(This is a link to the previous installment of this series. Chain clicks to find them all.)
Wow, interest in this series waned abruptly, and once again I notice how much my motivation to blog is tied to getting feedback. (Which I still believe to be the norm among non-commercial bloggers.) Well, I had already started with this entry, so I finished it, but it just might be the last.
Army of Allah
The biggest issue with this card is obviously its name. Aside from that, it would definitely be printable as is, although the restriction to attacking creatures isn’t especially white, and its power level is a bit below what we can expect – the staple card fulfilling this function nowadays is [card]Fortify[/card], after all. I actually consider another card the closest to an update, though, because of the religious connotations of the original, since it is tied closer to the color White:
Neither abilitiy of this card could be saved – banding is just way too complicated. Also, specifically referring to another card by name isn’t something I feel is good game design. (Okay, there is some merit in giving inexperienced players a direction in both limited and casual deckbuilding by pointing them that explicitly towards certain combos, but I still hate this, and it’s not what Camel does anyway.) Oh yes, and with my redesigned Desert that ability would of course be totally meaningless!
So, once again, I had to fall back on the card’s flavor, which is about helping your other creatures to survive harsh conditions. Actually, camels are themselves rather tough beasts, so I reflected that, too.
That’s probably the greatest card name ever… on the causing trouble scale, at least. Apart from that, I’m not happy with this card’s mechanical execution. That is a very demanding mana cost here, and it is totally fine if an enchantment with that cost just gives +2/+1 to all of your creatures. Instead, though, there are no less than three disadvantages tacked onto it: The bonus only affects white creatures; it also affects your opponent’s creatures; and most importantly, your opponent (even a specifically chosen opponent in a multiplayer game) must have permanents of a specifically chosen color on the battlefield at all times, or you have to sacrifice your enchantment. That last stipulation alone makes this card essentially unplayable in constructed, but even in limited that is a real issue (in addition to that forbidding mana cost), since you will often attack with a superior force, only to lose your attackers after combat to your opponent’s smaller creatures because those take your stats-boosting enchantment with them if they all die.
I believe that Jihad’s mana cost is already enough of a hoop to jump through, and that it is also doing a fine job of conveying the card’s flavor all by itself in conjunction with its name. Note also that jihad is a religious duty which does not end with the defeat of an enemy (or even requires an enemy, for that matter), but needs to be upheld continuously. So I decided that all that was needed was cleaning this card up, and created a design for those limited environments where its mana cost can be supported at least by some decks.
Hating on specific creature tribes is another misguided concept in my opinion. It makes for terrible limited play, and produces fringe sideboard cards for constructed at best. Djinns and especially efreets being rather seldomly used creature types (Khans of Tarkir block notwithstanding) doesn’t make this any better.
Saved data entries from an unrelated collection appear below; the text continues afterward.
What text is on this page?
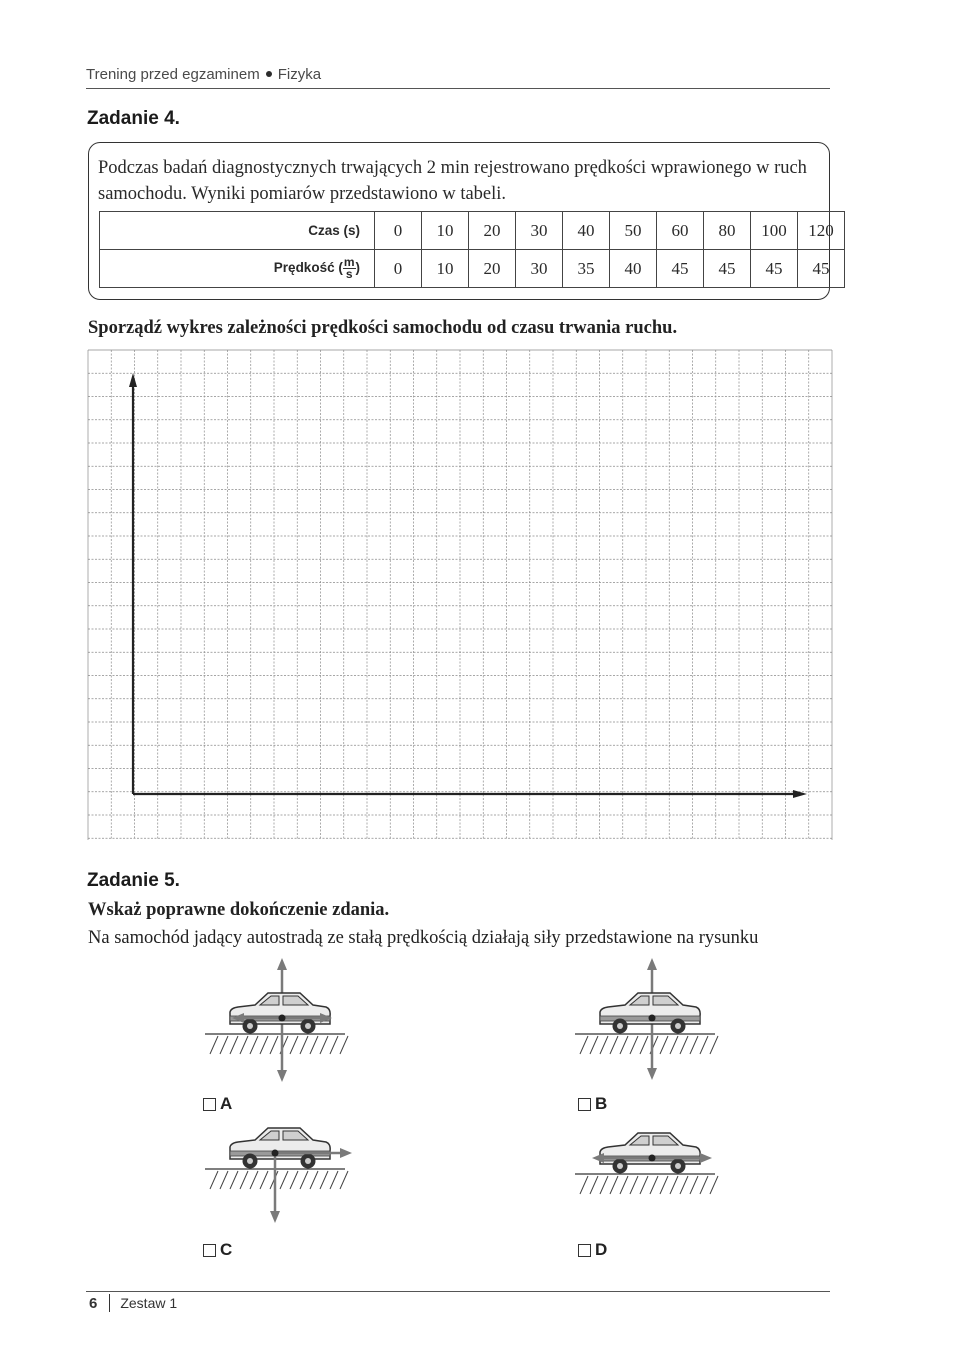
Trening przed egzaminem Fizyka
Zadanie 4.
Podczas badań diagnostycznych trwających 2 min rejestrowano prędkości wprawionego w ruch samochodu. Wyniki pomiarów przedstawiono w tabeli.
Czas (s)	0	10	20	30	40	50	60	80	100	120
Prędkość ( $\frac{m}{s}$ )	0	10	20	30	35	40	45	45	45	45
Sporządź wykres zależności prędkości samochodu od czasu trwania ruchu.
Zadanie 5.
Wskaż poprawne dokończenie zdania.
Na samochód jadący autostradą ze stałą prędkością działają siły przedstawione na rysunku
A	B
C	D
6 Zestaw 1
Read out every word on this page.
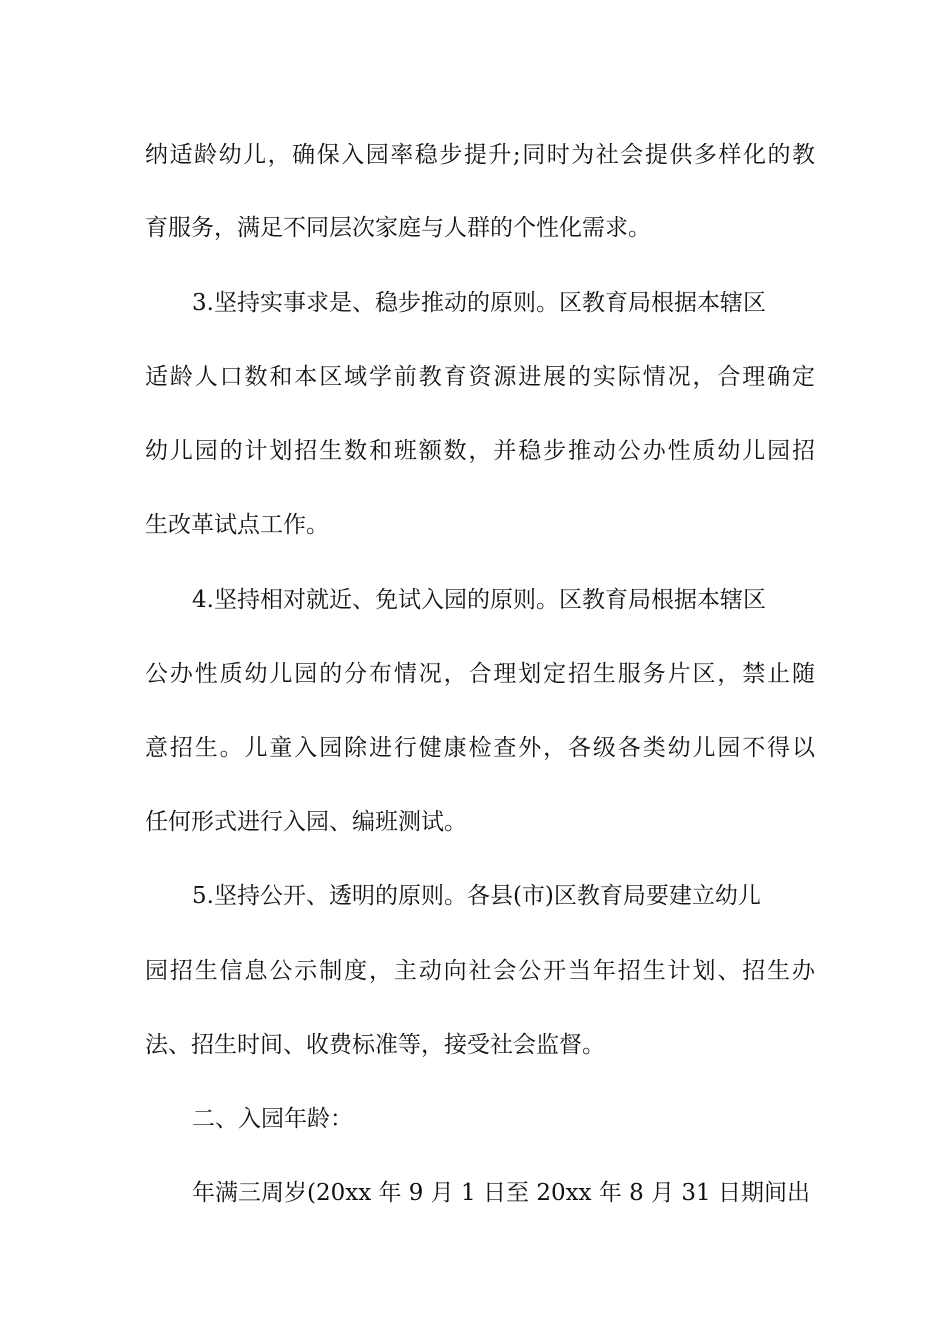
纳适龄幼儿，确保入园率稳步提升;同时为社会提供多样化的教
育服务，满足不同层次家庭与人群的个性化需求。
3.坚持实事求是、稳步推动的原则。区教育局根据本辖区
适龄人口数和本区域学前教育资源进展的实际情况，合理确定
幼儿园的计划招生数和班额数，并稳步推动公办性质幼儿园招
生改革试点工作。
4.坚持相对就近、免试入园的原则。区教育局根据本辖区
公办性质幼儿园的分布情况，合理划定招生服务片区，禁止随
意招生。儿童入园除进行健康检查外，各级各类幼儿园不得以
任何形式进行入园、编班测试。
5.坚持公开、透明的原则。各县(市)区教育局要建立幼儿
园招生信息公示制度，主动向社会公开当年招生计划、招生办
法、招生时间、收费标准等，接受社会监督。
二、入园年龄：
年满三周岁(20xx 年 9 月 1 日至 20xx 年 8 月 31 日期间出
The origin of this mechanic is the Islamic interpretation of King Suleiman as the ruler over jinns, and I see no need that this rulership expresses itself in killing them. However, positive interactions face the issue that djinns, efreets and demons are just not white creature tribes in Magic, so I looked for other hooks. Suleiman is generally described as wise, wealthy and powerful, and he is said to control the winds, which gave me more than enough to work with.
This card feels definitely out of flavor for White with modern sensibilities, but in fact each color is allowed to have trample, although White is probably making the least use of it. Its power level is low, even for limited, but it is still a perfectly usable creature, and if there were specific reasons to put in into a set (for example, tribal synergies with its current creature type, knight), the only thing standing in the way would, once again, be its name. Apart from that, this design is acceptable as is.
So, this card is about playing a game within the game to reflect the concept of a story told within a story. No matter how adorable that design might look, it plays absolutely horrible. So, what to do?
Well, the story of Shahrazad is that of a young woman fated to get executed the next day, but prolonging her life by telling the king who would have her killed stories, which turn out so entertaining that he decides to let her live for just one more day, again and again. Now that is a concept which translates nicely into game terms, I think!